Carnaval, ele com vontade de ir para a rua, e a mulher doente no quarto ao lado. Da sala ouvia a tosse — curru, curru, curru... Era a noite em que sairia com a turma. Podia ouvir o esquentar dos instrumentos e as vozes dos que se dirigiam à concentração. Daí a pouco passariam em frente à sua casa e gritariam, chamando-o. Assim faziam com quem não saía da toca para brincar. O combinado era convocar um por um.
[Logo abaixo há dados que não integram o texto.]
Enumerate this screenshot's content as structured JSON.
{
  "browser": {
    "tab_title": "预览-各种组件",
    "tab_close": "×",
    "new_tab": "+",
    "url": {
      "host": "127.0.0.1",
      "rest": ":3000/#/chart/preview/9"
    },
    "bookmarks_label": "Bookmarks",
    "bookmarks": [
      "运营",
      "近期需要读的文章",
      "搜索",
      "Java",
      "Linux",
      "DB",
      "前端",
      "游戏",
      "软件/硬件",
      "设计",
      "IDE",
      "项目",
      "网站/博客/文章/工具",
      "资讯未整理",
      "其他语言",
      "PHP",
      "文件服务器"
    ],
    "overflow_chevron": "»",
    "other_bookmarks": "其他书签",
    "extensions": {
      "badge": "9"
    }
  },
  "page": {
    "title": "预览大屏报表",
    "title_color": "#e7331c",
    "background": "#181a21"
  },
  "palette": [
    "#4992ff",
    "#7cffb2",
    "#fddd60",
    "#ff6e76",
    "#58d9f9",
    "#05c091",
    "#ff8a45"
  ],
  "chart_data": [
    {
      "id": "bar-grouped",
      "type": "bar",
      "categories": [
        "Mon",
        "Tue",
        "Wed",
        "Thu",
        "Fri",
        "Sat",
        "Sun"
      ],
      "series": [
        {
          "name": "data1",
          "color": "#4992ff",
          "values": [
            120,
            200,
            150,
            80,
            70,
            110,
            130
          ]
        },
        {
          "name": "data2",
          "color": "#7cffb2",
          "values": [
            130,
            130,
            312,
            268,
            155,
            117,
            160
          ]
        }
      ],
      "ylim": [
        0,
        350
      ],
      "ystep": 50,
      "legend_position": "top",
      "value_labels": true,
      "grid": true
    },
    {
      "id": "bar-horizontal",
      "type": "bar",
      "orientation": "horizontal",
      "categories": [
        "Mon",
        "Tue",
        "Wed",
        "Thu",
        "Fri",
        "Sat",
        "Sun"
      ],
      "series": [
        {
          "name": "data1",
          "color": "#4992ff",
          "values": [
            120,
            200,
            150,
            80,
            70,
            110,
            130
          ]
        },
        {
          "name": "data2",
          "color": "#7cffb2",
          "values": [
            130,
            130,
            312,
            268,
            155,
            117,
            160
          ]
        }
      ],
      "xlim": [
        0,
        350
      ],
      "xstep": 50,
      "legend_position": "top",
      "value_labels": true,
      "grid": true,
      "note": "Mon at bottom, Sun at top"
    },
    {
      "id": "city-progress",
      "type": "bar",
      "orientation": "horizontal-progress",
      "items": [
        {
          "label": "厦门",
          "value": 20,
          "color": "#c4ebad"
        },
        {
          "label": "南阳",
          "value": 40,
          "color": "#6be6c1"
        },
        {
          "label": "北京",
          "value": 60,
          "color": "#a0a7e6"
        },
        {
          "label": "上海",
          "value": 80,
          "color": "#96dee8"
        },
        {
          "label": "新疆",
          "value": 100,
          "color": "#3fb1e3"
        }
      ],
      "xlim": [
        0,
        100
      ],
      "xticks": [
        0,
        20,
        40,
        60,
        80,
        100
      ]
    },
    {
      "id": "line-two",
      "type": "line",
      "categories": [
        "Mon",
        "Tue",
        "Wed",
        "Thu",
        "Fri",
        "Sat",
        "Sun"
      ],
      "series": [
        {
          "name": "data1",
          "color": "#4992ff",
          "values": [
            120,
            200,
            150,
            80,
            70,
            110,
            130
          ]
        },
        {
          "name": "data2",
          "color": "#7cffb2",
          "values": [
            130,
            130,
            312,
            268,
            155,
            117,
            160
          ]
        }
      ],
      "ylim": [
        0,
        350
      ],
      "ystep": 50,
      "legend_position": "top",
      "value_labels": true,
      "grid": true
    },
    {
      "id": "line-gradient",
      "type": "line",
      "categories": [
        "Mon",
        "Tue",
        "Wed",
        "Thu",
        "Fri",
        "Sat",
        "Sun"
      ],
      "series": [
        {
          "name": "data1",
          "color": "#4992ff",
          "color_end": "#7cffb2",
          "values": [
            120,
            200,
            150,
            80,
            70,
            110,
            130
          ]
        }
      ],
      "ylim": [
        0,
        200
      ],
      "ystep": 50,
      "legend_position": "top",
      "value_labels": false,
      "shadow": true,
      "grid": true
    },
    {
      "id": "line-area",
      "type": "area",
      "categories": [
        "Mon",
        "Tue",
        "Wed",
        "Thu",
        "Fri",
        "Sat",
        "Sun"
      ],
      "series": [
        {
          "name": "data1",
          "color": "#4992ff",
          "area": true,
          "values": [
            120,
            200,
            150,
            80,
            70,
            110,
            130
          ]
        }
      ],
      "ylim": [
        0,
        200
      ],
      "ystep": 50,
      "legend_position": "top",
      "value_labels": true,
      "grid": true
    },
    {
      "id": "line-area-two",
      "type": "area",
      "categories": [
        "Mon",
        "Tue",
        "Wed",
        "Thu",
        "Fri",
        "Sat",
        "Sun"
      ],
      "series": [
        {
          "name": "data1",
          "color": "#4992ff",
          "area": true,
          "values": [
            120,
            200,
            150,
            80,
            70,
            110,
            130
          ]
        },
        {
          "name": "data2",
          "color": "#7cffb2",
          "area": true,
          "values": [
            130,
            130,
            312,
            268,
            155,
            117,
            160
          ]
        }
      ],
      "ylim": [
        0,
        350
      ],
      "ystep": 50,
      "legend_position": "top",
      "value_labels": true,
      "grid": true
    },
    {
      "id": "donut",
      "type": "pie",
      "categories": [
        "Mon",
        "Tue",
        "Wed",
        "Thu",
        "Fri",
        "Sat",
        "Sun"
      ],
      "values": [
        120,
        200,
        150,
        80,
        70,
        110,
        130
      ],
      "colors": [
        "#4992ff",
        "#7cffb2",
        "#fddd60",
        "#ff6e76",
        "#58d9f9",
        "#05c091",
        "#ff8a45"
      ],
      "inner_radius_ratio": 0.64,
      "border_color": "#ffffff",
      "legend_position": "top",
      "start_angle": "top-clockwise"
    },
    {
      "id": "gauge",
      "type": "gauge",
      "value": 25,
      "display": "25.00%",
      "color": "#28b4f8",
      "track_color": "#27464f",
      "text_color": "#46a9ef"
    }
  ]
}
Diriam:
— Vamos, Nicanor! Tá na hora!
Não iria. A mulher tossindo no quarto, meio febril, o impediria de aderir à festa.
Levantou-se e foi de novo olhar Emilia. Ela pareceu adivinhar-lhe o pensamento.
— Quer ir? Vá.
— Não vou deixar você sozinha.
— Não estou morrendo, ora — disse com débil teimosia e teve um novo acesso de tosse. Curru, curru, curru...
“O diabo é essa tosse” — ele pensou. Se pelo menos a doença fosse silenciosa... Seria mais fácil ignorá-la, fingir que estava tudo bem. Mas havia esses estampidos, que pareciam um alarme.
— Vá, homem. Eu sei que você quer brincar.
— Não. E vê se pelo amor de Deus para de tossir!
Nicanor voltou para a sala e ficou uns minutos sentado, ouvindo o barulho que vinha do terreno contíguo à casa, onde a turma tinha deliberado que ia se concentrar. O som de tamborins, pandeiros, cuícas tornava-se mais intenso. Aumentava o alarido, e dentro em pouco o grupo iria chamá-lo. Alguém diria: “Vem, rapaz. A noite é criança.” Criança? A noite era uma velha moribunda.
Emília parara de tossir. Devia se iludir com esse momentâneo silêncio? Não. A mulher tinha dito: “Pode ir... Vá.” Uma permissão que seria cobrada depois — se não por ela, pela consciência dele. Tinha um dever.
De repente lhe deu vontade de ir ao quarto dos fundos e abrir o armário onde guardara a fantasia comprada meses antes. Nada excepcional: calça branca, paletó colorido e um chapéu também branco de malandro carioca. Sempre sonhara ser um. O que o atraía na figura do malandro era a lábia, o descompromisso, a jinga para contornar as dificuldades.
Começou a se vestir devagarinho. Depois foi até o espelho e se olhou. Gostou do que viu. Nem parecia ele... Despertou do devaneio ao perceber o aglomerado que se formava em frente à casa. Foi até a sala e espreitou por uma frincha da janela. Se o vissem, não poderia resistir. Chamavam-no? Mal conseguia distinguir as vozes abafadas pelo som dos instrumentos e, agora, pela tosse que recomeçou. Curru, curru, curru...
Voltou ao quarto e, antes que o grupo se afastasse, resolveu ensaiar uns passos. Sambou ali mesmo, no escuro. Malandro que é malandro não perde a viagem. Ouvia as vozes e o barulho dos instrumentos se distanciando até se perderem no clamor alegre da cidade. A mulher continuava a tossir.